Indirect taxes cannot be evaded, because they are part of the price of the commodity.
So anyone who buys the commodity, will pay the tax.
Heavy taxation in any one aspect of a service or commodity will be highly noticeable as
well as a burden on the consumer. In this regard, indirect taxes can be beneficial since
they are spread out over a wide range of products in smaller amounts.
Since indirect tax is the same for both the rich and the poor, it can be deemed unfair to
the poor. Indirect tax is applicable to anyone who makes a purchase, and while the rich
can afford to pay the tax, the poor will be burdened by the same amount of tax. Thus,
indirect taxes may be seen as regressive.
Sellers cannot always calculate and collect the exact fraction of tax applicable on all
commodities that they sell. And hence they consciously charge more than the tax
amount so they can be sure that every buyer paid the indirect tax. But this has a
cumulative effect and increases the price of commodities.

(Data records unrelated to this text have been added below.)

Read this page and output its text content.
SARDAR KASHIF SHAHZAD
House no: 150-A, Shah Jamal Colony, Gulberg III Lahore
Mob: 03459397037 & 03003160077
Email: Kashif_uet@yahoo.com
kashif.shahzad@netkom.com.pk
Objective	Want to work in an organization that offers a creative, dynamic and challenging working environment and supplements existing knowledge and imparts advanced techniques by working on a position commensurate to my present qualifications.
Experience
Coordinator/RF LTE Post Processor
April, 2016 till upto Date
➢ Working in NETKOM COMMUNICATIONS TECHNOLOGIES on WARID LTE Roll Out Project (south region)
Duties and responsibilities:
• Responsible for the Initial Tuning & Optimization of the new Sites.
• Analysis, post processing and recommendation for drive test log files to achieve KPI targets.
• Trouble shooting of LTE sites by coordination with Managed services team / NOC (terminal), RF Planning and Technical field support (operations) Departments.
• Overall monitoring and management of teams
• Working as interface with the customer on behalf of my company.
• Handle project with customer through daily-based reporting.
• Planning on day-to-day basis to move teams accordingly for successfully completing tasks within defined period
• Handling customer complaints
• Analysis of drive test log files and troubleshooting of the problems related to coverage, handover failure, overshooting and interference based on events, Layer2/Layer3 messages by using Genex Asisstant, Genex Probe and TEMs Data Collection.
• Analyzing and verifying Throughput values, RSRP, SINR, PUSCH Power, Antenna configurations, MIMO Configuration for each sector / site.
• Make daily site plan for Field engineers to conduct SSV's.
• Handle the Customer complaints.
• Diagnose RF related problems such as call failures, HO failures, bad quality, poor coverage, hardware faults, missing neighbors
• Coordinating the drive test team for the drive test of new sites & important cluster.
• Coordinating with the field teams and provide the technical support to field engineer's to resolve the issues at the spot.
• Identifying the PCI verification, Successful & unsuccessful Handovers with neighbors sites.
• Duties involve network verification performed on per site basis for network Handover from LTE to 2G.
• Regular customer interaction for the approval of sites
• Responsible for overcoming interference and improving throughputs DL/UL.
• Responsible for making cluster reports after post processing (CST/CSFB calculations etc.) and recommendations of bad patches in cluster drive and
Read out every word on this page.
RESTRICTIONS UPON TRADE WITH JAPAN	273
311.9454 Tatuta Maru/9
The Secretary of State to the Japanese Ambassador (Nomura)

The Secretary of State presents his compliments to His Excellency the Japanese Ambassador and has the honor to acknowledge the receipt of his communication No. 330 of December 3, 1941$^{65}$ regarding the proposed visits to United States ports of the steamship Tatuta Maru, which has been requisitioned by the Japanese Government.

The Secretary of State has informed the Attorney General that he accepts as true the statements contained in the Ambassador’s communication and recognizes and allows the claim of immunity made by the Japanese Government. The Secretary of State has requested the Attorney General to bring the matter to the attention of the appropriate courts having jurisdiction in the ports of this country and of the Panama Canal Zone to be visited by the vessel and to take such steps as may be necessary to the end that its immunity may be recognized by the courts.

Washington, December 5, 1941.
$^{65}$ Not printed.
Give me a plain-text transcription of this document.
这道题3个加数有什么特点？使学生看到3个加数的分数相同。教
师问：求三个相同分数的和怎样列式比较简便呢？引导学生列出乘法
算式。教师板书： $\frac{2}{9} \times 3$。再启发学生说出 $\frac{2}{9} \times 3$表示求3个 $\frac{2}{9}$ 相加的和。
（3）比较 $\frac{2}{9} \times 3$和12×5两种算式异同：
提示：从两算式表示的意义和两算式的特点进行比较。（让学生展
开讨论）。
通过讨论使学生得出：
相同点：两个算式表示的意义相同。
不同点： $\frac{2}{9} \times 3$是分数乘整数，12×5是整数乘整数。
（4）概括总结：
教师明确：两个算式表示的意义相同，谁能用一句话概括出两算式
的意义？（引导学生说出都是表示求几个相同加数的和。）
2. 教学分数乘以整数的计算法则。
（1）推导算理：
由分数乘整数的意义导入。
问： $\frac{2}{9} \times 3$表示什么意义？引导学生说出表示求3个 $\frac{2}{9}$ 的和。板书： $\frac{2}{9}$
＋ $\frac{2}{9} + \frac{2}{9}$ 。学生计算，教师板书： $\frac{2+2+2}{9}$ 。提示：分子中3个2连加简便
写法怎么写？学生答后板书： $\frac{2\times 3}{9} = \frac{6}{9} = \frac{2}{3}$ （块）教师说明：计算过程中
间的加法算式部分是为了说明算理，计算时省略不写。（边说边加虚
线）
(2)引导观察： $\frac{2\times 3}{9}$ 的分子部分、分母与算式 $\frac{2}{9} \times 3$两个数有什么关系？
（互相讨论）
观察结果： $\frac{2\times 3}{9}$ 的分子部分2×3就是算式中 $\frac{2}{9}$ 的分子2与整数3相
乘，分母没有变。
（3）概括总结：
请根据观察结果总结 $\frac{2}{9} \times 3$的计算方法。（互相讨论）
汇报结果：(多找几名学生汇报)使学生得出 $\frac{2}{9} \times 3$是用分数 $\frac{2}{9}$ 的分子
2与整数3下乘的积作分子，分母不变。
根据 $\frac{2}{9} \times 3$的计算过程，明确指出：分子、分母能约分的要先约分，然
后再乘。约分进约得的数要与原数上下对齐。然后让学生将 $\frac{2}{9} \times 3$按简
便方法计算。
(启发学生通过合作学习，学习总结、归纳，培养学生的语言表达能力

Indirect taxes do not raise civic awareness because millions are not even aware that
they’re paying a tax because it is hidden in the price.
Conclusion
Thus, indirect taxes have both advantages and disadvantages, but no one can deny that
they are important to generate revenue. While direct taxes can be collected from the
rich, indirect taxes give an opportunity to the poor to contribute in their own small way.
So both have their own place in the economy.